Monday, June 21, 2010


Brianne Hogan's Back to You: A Dear John (Mayer) Letter is a charming piece of theatre, equal parts mash note and fantasy daydream.  A little rough in some patches, it nevertheless accomplishes exactly what it sets out to do.

John Mayer (Martin Lindquist) has a problem:  Himself.  Hoping to recapture the joie de vivre of his early days and escape the douchebaggery his lack of a social filter engenders, he ventures back to Connecticut to reconnect with a long-ago summer romance, Rhianna (Hogan).  He is intercepted by Rhianna's wannabe roomies, aspiring celeb blogger Calvin (Rodrigo Fernandez-Stoll) and his too-old-for-American-Idol sister Carly (Carla Lopez).  The past romance, retold through flashbacks, is weaved through the narrative.

Lindquist integrates a few of Mayer's physical mannerisms into a performance that never devolves into mere imitation.  He brings to the role the strong personality and the sometimes genuine, sometimes shined-on confidence a born performer such as Mayer possesses.  He handles the guitar well, giving us just enough of a taste to satisfy our suspension of disbelief.

In "Carly," Lopez embodies the not-so-quiet desperation of a performer well on her way to "washed-up" without ever having the opportunity to be a "has-been." This is a character on the edge, steering the screwball antics of the play.  It would be easy for such a role to be played as a one-note caricature of a needy loser craving fame, but Lopez brings a sense of playfulness to the borderline hysteria.  She has a strong singing voice, as well.

It's easy to take pot-shots at a person who takes on the Orson Wellesian task of writer-director-actor.  It's exceedingly difficult to do, but Hogan manages it.  I believe her performance would benefit from an extra pair of eyes in the director's chair -- you must sacrifice some of your attention and energy as a performer when you're wearing as many hats as Hogan is wearing in this production -- but had I not known that she was the powerhouse behind bringing this story to the stage, I would say the same thing about her performance.  She is an appealing love interest, at turns mousy and confident; awkward and self-assured.  I get how Rhianna could be an 18 year-old Mayer's love interest.

Fernandez-Stoll steals the show.  A dead-pan delivery and incredible timing provide him the biggest laughs in the piece.  Like Lopez's Carly, Fernandez-Stoll's Calvin avoids caricature with an infusion of humanity:  He is too well-mannered to ever become what he aspires to be.  He's too clever to become Perez Hilton, too discerning to work for TMZ. 

I have a couple of problems with the script.  Minor issues, really.  In the flashbacks, we see how events inspire some of Mayer's early hits.  The attempt to weave the actual lyrics into the dialogue was a bit cutesy at times, and unnecessary.  For instance, we don't need to hear Mayer recite the first verse of "Your Body is a Wonderland" to get that Rhianna is the "body" in "Your Body is a Wonderland."  Subtlety would play better, and offer a chance to see Mayer have a moment of sweet, innocent intimacy with the only girl to ever really "get" him.

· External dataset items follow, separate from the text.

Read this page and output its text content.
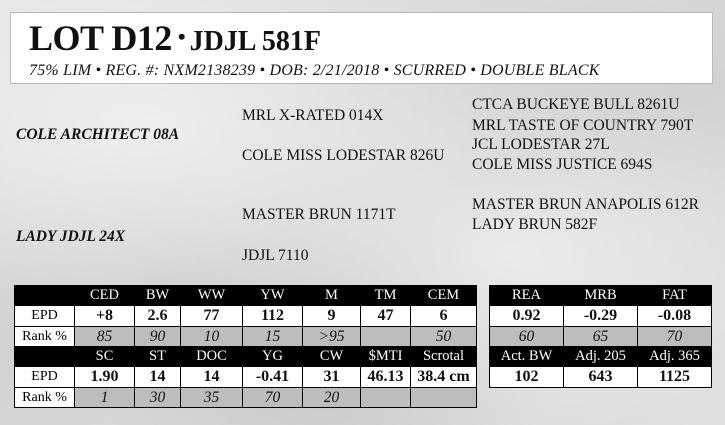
LOT D12 • JDJL 581F
75% LIM • REG. #: NXM2138239 • DOB: 2/21/2018 • SCURRED • DOUBLE BLACK
COLE ARCHITECT 08A
LADY JDJL 24X
MRL X-RATED 014X
COLE MISS LODESTAR 826U
MASTER BRUN 1171T
JDJL 7110
CTCA BUCKEYE BULL 8261U
MRL TASTE OF COUNTRY 790T
JCL LODESTAR 27L
COLE MISS JUSTICE 694S
MASTER BRUN ANAPOLIS 612R
LADY BRUN 582F
	CED	BW	WW	YW	M	TM	CEM
EPD	+8	2.6	77	112	9	47	6
Rank %	85	90	10	15	>95		50
	SC	ST	DOC	YG	CW	$MTI	Scrotal
EPD	1.90	14	14	-0.41	31	46.13	38.4 cm
Rank %	1	30	35	70	20		
REA	MRB	FAT
0.92	-0.29	-0.08
60	65	70
Act. BW	Adj. 205	Adj. 365
102	643	1125
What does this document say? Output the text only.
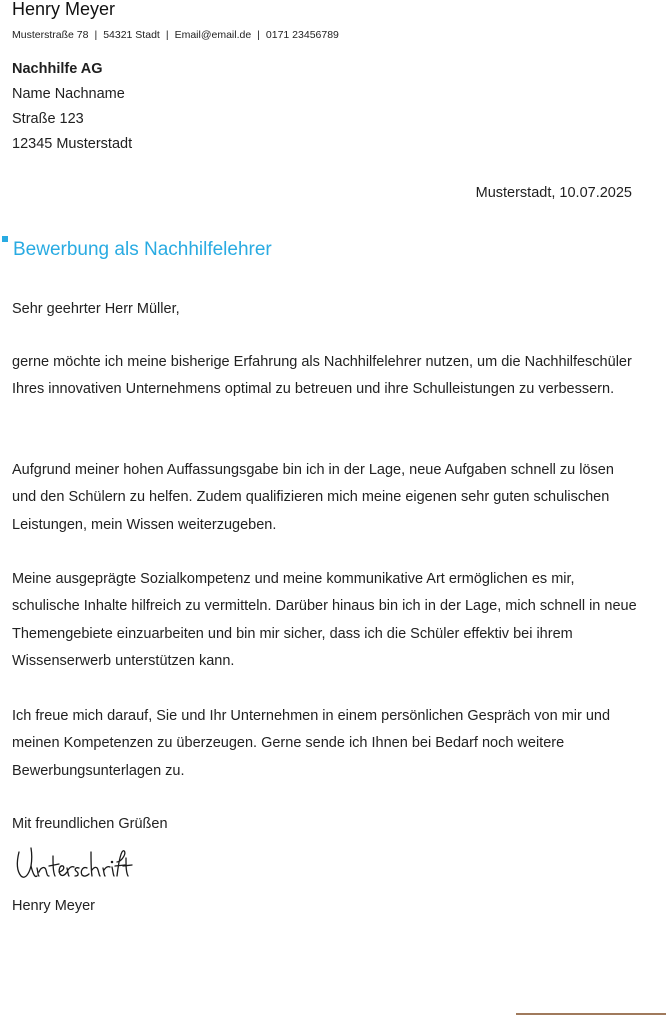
Henry Meyer
Musterstraße 78 | 54321 Stadt | Email@email.de | 0171 23456789
Nachhilfe AG
Name Nachname
Straße 123
12345 Musterstadt
Musterstadt, 10.07.2025
Bewerbung als Nachhilfelehrer
Sehr geehrter Herr Müller,
gerne möchte ich meine bisherige Erfahrung als Nachhilfelehrer nutzen, um die Nachhilfeschüler Ihres innovativen Unternehmens optimal zu betreuen und ihre Schulleistungen zu verbessern.
Aufgrund meiner hohen Auffassungsgabe bin ich in der Lage, neue Aufgaben schnell zu lösen und den Schülern zu helfen. Zudem qualifizieren mich meine eigenen sehr guten schulischen Leistungen, mein Wissen weiterzugeben.
Meine ausgeprägte Sozialkompetenz und meine kommunikative Art ermöglichen es mir, schulische Inhalte hilfreich zu vermitteln. Darüber hinaus bin ich in der Lage, mich schnell in neue Themengebiete einzuarbeiten und bin mir sicher, dass ich die Schüler effektiv bei ihrem Wissenserwerb unterstützen kann.
Ich freue mich darauf, Sie und Ihr Unternehmen in einem persönlichen Gespräch von mir und meinen Kompetenzen zu überzeugen. Gerne sende ich Ihnen bei Bedarf noch weitere Bewerbungsunterlagen zu.
Mit freundlichen Grüßen
Henry Meyer
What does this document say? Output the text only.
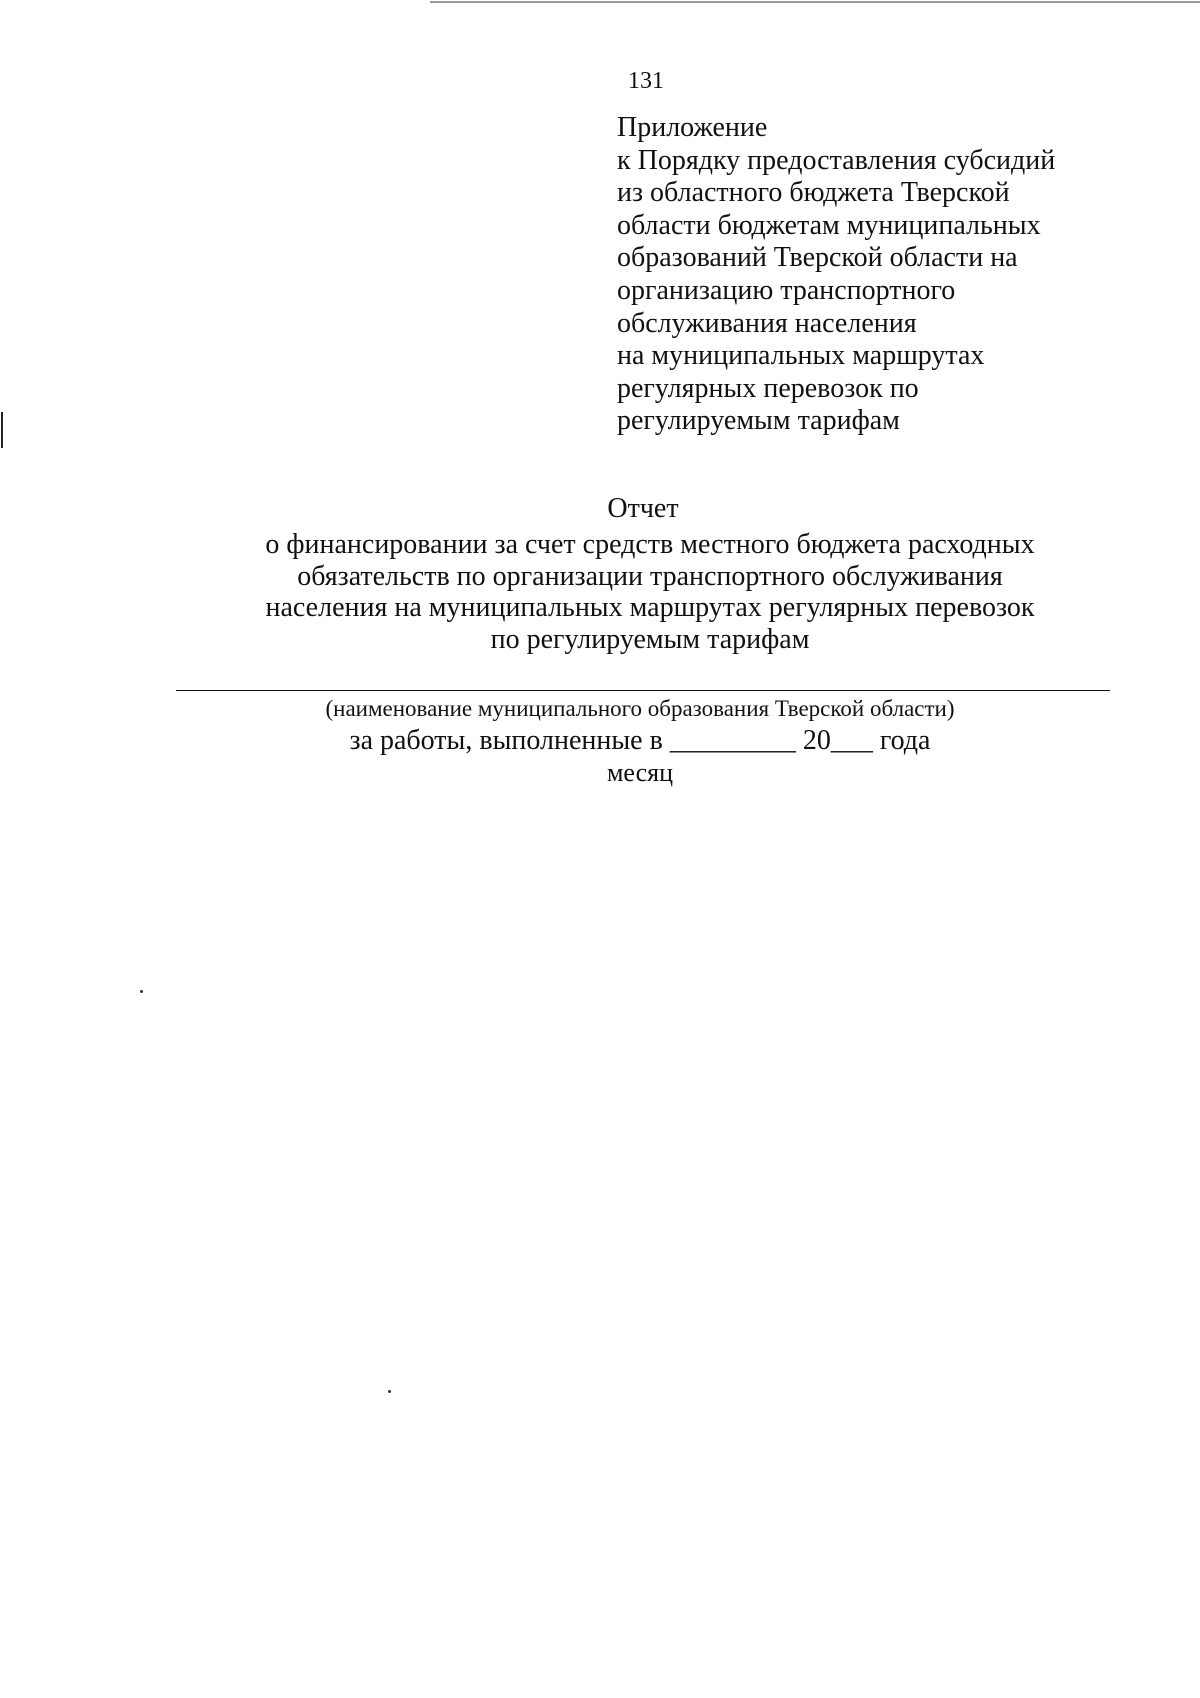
131

Приложение
к Порядку предоставления субсидий
из областного бюджета Тверской
области бюджетам муниципальных
образований Тверской области на
организацию транспортного
обслуживания населения
на муниципальных маршрутах
регулярных перевозок по
регулируемым тарифам

Отчет
о финансировании за счет средств местного бюджета расходных
обязательств по организации транспортного обслуживания
населения на муниципальных маршрутах регулярных перевозок
по регулируемым тарифам
(наименование муниципального образования Тверской области)
за работы, выполненные в _________ 20___ года
месяц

There is an extended video bit that plays out too long by half.  Ironically, the videotaped segments seemed less "real" than the work done onstage.  This video can be cut down considerably, moving us to the "punchline" much quicker.

Hogan packs in some wonderful Easter Eggs for the Mayer fans in attendance.  My wife and I have seen "Big Head" in concert a whole buncha times.  Seven times for me, nine times for my wife. There were a few references that my wife and I laughed at that no one else got.  Lindquist strums "Tracing" a relatively obscure Mayer song a few times in the play; a real treat for my wife, the John Mayer superfan:

Back to You is light satire, not a heavy work about celebrity and the eternal struggle over what motivates man to abandon civility and empathy.  You will not walk away from this play chewing on deep thoughts concerning human existence.  God help us if that's all theatre set out to do.  Hogan tells us the story she has to tell, and does so in a delightful way.